Okay, lets get to Damione Lewis..
Lewis was one of the select few recruits you’ll see on this list that didn’t come from the state of Florida. Lewis played his high school football in the state of Texas and committed to Miami in 1996. If you’ve seen “The U” documentary you know all about the “lean years” in Coral Gables. Miami was going through sanctions and Butch Davis and his staff had to be quite selective with their recruits due to having a scholarship shortage. Essentially, if Davis recruited a player, that commit was going to play and had to make an impact. “Missing” on a recruit was not an option.
After redshirting his first season on campus, Lewis broke out in a major way in 1997 as a freshman. He registered an astounding 72 tackles (from an interior defensive line position that’s amazing) four sacks and a forced fumble. From that point on in his Miami career, offensive coordinators made sure to double team him to lessen his impact in a given game.
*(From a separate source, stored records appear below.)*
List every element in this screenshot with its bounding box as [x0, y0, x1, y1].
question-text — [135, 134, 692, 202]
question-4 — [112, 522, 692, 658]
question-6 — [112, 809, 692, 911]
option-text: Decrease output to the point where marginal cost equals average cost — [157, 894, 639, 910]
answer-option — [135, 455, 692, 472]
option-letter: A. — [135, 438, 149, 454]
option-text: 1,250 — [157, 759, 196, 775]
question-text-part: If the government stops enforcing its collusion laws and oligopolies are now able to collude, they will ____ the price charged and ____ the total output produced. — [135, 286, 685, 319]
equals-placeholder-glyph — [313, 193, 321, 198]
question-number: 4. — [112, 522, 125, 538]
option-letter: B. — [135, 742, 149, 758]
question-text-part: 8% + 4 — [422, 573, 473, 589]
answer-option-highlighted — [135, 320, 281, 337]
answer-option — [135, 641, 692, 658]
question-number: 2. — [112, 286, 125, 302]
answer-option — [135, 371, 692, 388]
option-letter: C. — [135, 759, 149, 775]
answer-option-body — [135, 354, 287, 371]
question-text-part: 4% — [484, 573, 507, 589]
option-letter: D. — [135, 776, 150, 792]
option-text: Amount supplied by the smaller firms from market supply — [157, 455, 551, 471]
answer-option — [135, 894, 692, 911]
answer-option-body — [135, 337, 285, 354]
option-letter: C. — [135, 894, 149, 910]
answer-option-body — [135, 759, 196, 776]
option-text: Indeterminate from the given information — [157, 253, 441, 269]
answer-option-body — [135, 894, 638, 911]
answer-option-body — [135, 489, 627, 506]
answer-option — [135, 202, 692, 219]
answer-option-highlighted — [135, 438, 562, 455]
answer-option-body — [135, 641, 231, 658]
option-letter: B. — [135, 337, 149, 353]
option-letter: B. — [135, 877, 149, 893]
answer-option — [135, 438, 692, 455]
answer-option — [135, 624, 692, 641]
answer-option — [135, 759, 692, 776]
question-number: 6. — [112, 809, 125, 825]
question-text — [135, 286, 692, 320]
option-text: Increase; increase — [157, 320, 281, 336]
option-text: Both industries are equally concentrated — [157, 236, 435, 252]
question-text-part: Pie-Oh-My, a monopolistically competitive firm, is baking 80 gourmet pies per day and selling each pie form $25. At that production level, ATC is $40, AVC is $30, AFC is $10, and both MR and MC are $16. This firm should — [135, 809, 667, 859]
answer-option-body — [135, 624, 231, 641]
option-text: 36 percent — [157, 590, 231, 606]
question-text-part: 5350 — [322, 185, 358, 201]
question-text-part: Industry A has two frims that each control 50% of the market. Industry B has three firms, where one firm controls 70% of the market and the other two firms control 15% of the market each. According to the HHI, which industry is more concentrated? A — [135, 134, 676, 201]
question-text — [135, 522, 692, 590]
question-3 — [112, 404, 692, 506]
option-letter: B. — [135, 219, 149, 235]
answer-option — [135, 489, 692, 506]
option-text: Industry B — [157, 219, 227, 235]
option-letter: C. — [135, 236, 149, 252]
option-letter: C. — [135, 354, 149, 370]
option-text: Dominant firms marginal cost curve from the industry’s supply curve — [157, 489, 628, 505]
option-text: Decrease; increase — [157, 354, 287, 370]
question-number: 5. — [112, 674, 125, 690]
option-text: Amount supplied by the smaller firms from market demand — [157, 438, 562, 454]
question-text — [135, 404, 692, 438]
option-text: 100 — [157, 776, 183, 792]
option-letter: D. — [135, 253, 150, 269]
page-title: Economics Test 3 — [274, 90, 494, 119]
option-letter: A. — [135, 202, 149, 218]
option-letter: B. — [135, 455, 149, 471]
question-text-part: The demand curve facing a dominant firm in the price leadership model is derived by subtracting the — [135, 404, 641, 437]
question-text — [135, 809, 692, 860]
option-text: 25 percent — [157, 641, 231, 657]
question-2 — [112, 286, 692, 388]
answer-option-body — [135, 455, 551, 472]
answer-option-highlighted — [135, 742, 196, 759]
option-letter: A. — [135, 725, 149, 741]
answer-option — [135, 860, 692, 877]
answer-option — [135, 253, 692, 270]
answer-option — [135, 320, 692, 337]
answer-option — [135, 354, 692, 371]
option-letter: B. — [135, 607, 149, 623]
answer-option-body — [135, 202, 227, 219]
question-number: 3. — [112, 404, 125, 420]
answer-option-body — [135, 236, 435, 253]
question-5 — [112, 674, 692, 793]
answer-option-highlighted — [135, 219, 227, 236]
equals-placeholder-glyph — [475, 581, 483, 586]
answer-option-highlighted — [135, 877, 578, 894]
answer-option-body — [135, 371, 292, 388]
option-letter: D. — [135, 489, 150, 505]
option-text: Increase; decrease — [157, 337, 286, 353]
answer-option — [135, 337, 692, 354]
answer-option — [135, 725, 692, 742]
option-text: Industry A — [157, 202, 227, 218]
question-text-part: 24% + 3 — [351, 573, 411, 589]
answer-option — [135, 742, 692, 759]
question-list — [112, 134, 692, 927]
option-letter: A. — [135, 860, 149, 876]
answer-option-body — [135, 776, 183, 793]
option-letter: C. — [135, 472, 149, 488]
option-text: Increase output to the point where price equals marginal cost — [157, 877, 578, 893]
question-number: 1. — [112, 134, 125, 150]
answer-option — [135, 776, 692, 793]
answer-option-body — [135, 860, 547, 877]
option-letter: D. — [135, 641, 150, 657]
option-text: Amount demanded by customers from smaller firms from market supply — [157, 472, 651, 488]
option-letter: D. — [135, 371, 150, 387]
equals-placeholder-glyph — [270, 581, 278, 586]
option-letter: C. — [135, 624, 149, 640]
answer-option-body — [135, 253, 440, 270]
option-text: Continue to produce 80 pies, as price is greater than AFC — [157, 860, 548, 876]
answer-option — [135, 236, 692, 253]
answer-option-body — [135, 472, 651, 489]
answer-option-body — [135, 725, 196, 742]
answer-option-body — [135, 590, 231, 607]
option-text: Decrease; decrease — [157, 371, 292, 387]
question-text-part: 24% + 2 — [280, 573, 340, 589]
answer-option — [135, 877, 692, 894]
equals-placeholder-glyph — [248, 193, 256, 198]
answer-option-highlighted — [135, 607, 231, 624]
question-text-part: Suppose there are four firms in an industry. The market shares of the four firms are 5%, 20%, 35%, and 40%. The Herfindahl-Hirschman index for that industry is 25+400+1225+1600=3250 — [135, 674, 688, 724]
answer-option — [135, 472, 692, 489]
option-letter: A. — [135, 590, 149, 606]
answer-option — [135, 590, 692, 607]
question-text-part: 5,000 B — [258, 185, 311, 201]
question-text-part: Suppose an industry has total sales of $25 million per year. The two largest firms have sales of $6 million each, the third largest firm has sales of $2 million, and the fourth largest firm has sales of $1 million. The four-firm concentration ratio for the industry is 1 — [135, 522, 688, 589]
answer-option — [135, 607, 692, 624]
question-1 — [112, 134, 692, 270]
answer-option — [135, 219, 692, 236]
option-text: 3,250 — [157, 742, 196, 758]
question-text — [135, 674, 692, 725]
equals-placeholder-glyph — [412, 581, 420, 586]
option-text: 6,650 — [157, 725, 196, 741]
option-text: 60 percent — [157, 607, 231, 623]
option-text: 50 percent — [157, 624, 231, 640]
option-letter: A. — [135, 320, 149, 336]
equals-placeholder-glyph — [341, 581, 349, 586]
Even though his sophomore-through-senior numbers are not as eye-popping as his initial success, he did make his presence known in the Big East Conference. After his junior season concluded, Lewis was awarded second team all-conference recognition and after his senior year he went one level of recognition higher by ascertaining first team all-conference.
While at Miami, Lewis was a constant threat on the interior of the defensive line and also a constant participant. He started and played in 41 of 43 total games as a Cane. His final statistical tally was: 220 career tackles, 15 sacks and five forced fumbles.
Once his senior season concluded and the awards were handed out, Lewis looked to the pro ranks to continue his career and his aspirations weren’t disappointed. In the 2,001 NFL draft Lewis was selected in the first round by the Rams (12th overall). For all the success that Lewis had in the college ranks, it just didn’t seem to materialize to the same level once he was in the pro environment.
Lewis’ time with the Rams can best be summarized as “starting and then stopping.” In his rookie season for the Rams, Lewis participated in 9 games, started three contests and then missed the last seven appearances due to an injury. During his second season in St. Louis he stayed healthy for all 16 games but only was able to garner two starts, one as a defensive end and another as a tackle. The rest of his second year was spent as a rotational player along the defensive line.
For the three seasons of 2,003 - 2,005, Lewis was either the first sub behind the starters along the defensive line or he was the actual starter. He hovered between those two spots. To be fair though, Lewis started 24 of the possible 48 games over those three seasons but the dreaded injury bug took chunks of those seasons away from him (did not play in seven games due to injury).
After his rookie contract expired, Lewis hit the free agent market and was signed by the Carolina Panthers to a two year deal. During that two year span Lewis was again a solid rotational player along the defensive line while sprinkling in a few starts here and there. In those two years for the Panthers, Lewis was able to amass an admirable eight sacks to go along with five starts.
Even though those numbers may sound paltry, the Panthers defense was dominating opponents during those two season that Lewis was assisting on the defensive line. The front office decided to extend another offer to Lewis, this time for 3 years and he accepted.
Unfortunately, this is the NFL after all, Lewis was a key contributor for the first season of the new deal and then in the second year saw his playing time tapper off and so did his impact on the football field. After the 2,009 season where he only registered half a sack, the Panthers cut Lewis.
Even though his career may have been winding down (we’re now heading into Lewis’ 10th season in the league), Lewis again became a free agent and again another team came calling for his services, this time it was the Houston Texans. As a Texan, Lewis was a rotational player that participated in 10 games but had a marginal impact accounting for only 17 tackles on the season and one sack. The Texans released Lewis after one season and he retired from football shortly after that (he had one last stint with the Patriots but it didn’t last very long).
This is usually the section where we talk about the “current” number 92 on the Miami roster but as of this moment, there is no one. Pretty remarkable since there are 85 scholarship players but hey, I digress. Not that he’s on the team anymore, last year’s number 92 was Courtel Jenkins who many of you may remember for his untimely penalties and multiple suspensions during his career. He was dismissed from the program after the conclusion of the 2017 season for violation(s) of team rule(s) and has decided to finish out his senior year at UCONN.
Well, there you have it. 92 days left until kick off and we broke down the best player for Miami who wore the number 92 jersey. Are there any other players you think should honor that distinction? Post below.